Glenville

Return of the Concorde (sort of)

Replica at Glenville museum will be half the size
John Panoski looks over wing tips of a replica of a Concorde on Wednesday.
PHOTOGRAPHER:
John Panoski looks over wing tips of a replica of a Concorde on Wednesday.

GLENVILLE — Some readers will remember the August 1987 air show when a supersonic Concorde passenger jet landed at the Schenectady County Airport. As part of an air show, it took 62 people for a two-hour ride down the East Coast before returning.

A different Concorde — a replica of one, actually — is coming back, and this time will stay more than a a few hours.


Gazette file photos by Sid and Garry Brown

The Empire State Aerosciences Museum has acquired a half-size — 100 feet long — replica of an SST Concorde, the supersonic passenger jet that once embodied the glamour of international travel but which is now an artifact of an earlier age of travel. All the museum has to do is get the pieces here from Long Island and assemble them.

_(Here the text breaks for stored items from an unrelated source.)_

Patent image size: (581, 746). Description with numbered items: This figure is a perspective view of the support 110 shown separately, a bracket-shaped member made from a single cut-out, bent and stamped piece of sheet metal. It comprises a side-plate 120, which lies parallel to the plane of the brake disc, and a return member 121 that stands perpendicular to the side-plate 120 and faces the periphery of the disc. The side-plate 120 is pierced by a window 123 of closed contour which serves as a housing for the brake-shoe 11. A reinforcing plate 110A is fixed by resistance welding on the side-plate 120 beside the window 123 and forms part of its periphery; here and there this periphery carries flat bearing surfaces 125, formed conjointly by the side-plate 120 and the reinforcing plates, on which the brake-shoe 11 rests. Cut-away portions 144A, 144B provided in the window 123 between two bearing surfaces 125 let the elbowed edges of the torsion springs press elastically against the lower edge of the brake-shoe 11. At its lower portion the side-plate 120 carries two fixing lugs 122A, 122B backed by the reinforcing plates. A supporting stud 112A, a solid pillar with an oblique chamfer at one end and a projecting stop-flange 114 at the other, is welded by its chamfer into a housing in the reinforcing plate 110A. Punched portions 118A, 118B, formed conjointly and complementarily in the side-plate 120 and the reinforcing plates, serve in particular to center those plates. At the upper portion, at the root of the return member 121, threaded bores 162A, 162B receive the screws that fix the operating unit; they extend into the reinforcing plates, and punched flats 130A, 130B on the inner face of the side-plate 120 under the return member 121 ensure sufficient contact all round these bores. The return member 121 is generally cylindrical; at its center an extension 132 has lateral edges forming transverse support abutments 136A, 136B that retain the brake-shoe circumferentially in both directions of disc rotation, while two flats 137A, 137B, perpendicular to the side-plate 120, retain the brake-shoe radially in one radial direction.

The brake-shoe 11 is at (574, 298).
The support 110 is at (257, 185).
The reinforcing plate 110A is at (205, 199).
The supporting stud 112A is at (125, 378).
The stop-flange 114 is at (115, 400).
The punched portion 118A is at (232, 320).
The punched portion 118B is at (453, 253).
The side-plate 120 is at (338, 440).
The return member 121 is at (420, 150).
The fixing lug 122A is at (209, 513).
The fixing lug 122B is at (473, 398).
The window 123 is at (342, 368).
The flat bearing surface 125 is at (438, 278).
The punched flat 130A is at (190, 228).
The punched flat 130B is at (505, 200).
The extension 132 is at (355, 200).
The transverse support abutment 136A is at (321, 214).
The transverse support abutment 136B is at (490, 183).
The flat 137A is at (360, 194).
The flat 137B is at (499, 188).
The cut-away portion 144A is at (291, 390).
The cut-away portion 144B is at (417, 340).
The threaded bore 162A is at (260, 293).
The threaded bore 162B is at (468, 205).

The first shipment — the wing tips and tail — arrived this week by flatbed truck, and museum officials hope to have the rest of the plane, five shipments in all, by July.

“We’re committed to it,” museum trustee John Panowski said

The plan is to assemble the replica and mount it at a flight angle in front of the museum, on the Route 50 side, to serve as advertising in a spot passed by thousands of vehicles every day.

“It’s like putting together a giant model airplane, is what it is,” said Panoski, who is overseeing the project.

The replica was commissioned in the 1990s by British Overseas Airways, which along with Air France flew the Concorde between Europe and the United States from 1976 to 2003. The replica weighed 12 tons and was mounted on a building in Times Square to promote the flights.

After Concorde service ended in 2003, the replica was donated to the Cradle of Aviation Museum of Long Island, which was unable to find a place for it. Last year, that museum offered to donate it to the Empire State Aeroscience Museum, if the Glenville museum would transport it.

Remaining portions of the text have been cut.